I want to find the function that satisfies the following DE:
$$\pi y(x)^2=\sqrt{1+(y'(x))^2}$$
This comes from the fact that the left-hand side gives the volume of radiation around the x-axis and the right-hand side gives the length of the curve. I also know that the initial condition is given by $y(a)=b$ where $a$ and $b$ are real values.
The questions I have are:
- What is the function $y(x)$?
- In what range of $x$ is the function $y(x)$ real-valued?
“The” function?
Take any function $f_1$ whose domain is an interval $[a,b],$ subject only to the restrictions that $(f_1(x))^2$ has a finite integral on the domain of $f_1$ and the length of the curve $y=f_1(x)$ is finite.

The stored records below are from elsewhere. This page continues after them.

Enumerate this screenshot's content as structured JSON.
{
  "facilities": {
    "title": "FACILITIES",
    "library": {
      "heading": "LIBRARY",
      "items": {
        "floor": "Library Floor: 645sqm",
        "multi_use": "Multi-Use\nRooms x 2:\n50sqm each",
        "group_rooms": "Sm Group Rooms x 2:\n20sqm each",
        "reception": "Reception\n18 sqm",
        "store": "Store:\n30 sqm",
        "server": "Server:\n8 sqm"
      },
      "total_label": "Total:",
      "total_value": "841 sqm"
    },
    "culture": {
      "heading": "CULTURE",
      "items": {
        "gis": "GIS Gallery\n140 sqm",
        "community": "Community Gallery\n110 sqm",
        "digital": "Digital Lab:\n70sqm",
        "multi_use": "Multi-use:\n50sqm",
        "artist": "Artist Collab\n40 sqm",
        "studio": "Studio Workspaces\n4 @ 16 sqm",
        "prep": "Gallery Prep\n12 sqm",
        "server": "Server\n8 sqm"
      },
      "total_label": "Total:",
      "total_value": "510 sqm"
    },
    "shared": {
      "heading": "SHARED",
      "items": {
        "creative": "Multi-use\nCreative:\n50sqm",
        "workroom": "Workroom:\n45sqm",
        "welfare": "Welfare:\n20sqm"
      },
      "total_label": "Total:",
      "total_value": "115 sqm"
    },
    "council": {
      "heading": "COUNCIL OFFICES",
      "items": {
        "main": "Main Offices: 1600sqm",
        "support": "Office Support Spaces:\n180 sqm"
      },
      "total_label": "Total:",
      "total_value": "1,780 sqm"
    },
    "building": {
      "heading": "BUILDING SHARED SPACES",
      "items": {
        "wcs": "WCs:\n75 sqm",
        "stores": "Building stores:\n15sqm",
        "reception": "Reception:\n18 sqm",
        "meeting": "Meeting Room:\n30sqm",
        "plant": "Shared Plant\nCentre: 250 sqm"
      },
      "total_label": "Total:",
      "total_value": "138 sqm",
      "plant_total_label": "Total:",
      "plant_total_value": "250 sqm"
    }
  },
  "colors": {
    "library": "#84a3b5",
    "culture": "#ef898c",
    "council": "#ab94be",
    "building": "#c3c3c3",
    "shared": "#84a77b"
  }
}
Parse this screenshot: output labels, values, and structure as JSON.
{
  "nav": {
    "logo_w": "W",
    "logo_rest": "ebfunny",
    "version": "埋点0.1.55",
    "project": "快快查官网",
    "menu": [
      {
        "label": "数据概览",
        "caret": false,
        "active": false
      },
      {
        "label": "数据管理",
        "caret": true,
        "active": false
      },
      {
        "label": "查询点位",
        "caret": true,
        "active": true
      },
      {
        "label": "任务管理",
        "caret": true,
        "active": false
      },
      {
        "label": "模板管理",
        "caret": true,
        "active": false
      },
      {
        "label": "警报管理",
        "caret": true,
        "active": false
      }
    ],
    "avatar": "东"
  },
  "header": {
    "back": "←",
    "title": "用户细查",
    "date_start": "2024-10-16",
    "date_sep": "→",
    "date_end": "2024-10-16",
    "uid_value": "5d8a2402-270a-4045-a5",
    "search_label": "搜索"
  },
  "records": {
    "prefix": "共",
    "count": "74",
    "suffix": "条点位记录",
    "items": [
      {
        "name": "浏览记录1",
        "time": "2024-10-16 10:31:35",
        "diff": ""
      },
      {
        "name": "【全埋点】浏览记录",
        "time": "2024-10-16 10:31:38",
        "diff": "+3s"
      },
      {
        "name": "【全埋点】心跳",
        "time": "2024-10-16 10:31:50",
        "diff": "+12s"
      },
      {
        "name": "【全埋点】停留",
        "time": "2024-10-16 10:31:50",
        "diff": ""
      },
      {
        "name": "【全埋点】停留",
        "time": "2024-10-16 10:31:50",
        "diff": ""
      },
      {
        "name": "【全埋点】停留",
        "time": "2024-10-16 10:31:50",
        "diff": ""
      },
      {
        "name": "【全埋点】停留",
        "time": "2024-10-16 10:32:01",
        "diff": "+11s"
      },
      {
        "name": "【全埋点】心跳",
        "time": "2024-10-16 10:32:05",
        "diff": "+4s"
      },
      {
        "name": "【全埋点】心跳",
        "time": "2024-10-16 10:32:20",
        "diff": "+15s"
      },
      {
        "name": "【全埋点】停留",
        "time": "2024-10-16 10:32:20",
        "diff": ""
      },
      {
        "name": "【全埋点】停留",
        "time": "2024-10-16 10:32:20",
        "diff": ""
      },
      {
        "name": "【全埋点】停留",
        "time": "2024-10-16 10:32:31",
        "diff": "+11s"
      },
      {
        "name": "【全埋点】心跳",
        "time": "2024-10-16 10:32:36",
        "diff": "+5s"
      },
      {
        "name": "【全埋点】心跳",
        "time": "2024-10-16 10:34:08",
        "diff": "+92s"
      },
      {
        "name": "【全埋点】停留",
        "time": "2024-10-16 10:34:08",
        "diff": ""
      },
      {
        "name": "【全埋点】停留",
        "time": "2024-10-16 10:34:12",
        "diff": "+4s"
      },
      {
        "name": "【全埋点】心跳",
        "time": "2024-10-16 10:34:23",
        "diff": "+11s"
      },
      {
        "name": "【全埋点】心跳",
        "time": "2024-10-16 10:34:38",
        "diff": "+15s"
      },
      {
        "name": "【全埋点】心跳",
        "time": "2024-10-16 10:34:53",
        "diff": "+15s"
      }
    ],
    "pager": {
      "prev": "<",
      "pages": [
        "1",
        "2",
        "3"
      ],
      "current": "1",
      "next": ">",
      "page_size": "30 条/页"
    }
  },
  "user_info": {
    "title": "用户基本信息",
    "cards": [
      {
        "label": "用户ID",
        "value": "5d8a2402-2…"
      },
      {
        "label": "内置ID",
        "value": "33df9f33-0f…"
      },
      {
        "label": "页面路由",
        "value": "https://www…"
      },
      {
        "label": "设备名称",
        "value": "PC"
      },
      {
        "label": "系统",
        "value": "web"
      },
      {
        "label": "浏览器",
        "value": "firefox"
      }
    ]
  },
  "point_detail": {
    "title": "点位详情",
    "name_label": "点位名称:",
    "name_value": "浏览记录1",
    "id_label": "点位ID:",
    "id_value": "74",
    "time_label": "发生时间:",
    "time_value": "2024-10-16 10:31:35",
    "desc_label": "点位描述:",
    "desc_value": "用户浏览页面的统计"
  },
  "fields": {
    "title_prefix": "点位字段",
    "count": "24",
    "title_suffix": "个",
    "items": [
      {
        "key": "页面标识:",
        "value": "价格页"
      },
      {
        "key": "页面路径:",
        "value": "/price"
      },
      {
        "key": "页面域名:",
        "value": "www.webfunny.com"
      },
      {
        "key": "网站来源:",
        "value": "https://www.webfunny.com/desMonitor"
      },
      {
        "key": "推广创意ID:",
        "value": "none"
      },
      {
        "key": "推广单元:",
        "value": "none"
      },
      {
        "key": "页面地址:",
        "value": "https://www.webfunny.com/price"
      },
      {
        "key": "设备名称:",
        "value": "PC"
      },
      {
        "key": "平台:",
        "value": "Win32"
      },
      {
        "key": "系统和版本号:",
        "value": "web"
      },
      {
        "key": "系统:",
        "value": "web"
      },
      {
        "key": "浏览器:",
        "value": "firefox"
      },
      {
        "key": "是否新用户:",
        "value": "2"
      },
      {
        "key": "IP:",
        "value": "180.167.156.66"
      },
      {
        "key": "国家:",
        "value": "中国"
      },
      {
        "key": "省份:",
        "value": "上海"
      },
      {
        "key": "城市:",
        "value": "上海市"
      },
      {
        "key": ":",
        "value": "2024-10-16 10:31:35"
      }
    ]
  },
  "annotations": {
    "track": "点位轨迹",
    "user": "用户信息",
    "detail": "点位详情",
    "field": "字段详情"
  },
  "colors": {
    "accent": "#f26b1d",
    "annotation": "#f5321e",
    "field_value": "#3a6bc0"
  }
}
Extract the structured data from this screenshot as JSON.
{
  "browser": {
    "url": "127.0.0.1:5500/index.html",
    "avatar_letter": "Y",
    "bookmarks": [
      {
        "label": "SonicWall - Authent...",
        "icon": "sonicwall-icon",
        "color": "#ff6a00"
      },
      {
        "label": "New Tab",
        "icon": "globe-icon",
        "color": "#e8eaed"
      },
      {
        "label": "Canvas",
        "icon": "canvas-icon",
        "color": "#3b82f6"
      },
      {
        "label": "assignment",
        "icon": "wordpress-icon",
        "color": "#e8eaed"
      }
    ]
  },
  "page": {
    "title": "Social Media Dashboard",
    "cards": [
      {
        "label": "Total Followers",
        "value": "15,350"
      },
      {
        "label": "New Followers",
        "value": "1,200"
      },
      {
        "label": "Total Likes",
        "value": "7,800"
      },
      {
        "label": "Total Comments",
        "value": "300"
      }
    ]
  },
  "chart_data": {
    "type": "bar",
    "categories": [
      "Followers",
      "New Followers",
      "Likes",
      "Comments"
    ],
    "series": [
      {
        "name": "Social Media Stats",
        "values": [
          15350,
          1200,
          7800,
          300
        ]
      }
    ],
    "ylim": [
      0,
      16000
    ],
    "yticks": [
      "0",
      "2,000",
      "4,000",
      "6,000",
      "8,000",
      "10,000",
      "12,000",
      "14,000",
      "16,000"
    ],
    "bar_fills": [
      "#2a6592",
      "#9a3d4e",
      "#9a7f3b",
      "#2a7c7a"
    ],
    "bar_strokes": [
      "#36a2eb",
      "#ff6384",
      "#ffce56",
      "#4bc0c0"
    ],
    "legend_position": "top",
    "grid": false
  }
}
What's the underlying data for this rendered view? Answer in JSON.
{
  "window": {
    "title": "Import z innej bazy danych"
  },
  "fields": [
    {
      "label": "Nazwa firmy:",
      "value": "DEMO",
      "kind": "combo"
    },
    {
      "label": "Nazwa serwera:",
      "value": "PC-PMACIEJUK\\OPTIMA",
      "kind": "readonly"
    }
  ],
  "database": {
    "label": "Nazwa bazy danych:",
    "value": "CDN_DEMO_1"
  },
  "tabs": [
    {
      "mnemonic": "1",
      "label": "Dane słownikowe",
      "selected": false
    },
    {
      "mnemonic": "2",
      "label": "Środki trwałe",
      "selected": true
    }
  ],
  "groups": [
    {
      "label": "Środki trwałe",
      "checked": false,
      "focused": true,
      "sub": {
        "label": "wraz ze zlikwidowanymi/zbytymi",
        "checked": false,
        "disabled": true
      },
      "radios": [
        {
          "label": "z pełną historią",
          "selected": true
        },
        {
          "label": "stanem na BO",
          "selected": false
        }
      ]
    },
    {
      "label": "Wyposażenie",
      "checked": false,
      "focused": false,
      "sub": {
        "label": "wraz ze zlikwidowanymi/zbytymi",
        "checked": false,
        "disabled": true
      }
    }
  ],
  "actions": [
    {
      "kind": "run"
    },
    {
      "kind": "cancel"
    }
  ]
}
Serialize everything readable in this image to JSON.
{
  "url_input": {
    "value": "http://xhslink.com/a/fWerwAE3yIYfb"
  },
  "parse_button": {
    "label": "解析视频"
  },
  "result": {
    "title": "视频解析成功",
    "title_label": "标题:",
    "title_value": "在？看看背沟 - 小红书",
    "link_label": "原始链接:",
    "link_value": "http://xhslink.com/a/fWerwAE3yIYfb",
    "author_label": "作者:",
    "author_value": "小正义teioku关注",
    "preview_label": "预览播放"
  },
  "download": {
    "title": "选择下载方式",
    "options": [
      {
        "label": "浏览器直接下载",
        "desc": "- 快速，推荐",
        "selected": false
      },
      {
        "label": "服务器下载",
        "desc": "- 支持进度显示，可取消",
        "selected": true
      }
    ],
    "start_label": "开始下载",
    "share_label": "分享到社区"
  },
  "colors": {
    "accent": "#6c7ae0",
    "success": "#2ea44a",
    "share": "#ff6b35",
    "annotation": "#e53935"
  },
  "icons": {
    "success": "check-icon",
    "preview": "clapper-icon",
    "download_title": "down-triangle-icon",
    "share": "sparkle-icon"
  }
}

Now for any positive real number $t,$ define $f_t(x)=tf(x/t)$ on the interval $[ta,tb].$ That is, $f_t$ is $f_1$ “scaled up” in both the $x$ and $y$ dimensions.
For any choice of $f_t,$ the curve is $t$ times as long as the curve for $f_1$ but the volume of the solid of rotation is $t^3$ times as large. So if $f_1$ has a volume smaller than the curve's length, increase $t$ until the length and volume match. If the volume is larger than the length, decrease $t.$
You can make many very different functions that satisfy your requirements in this way.
A simple example is the function $y(x)=1/\sqrt\pi$ on any finite interval.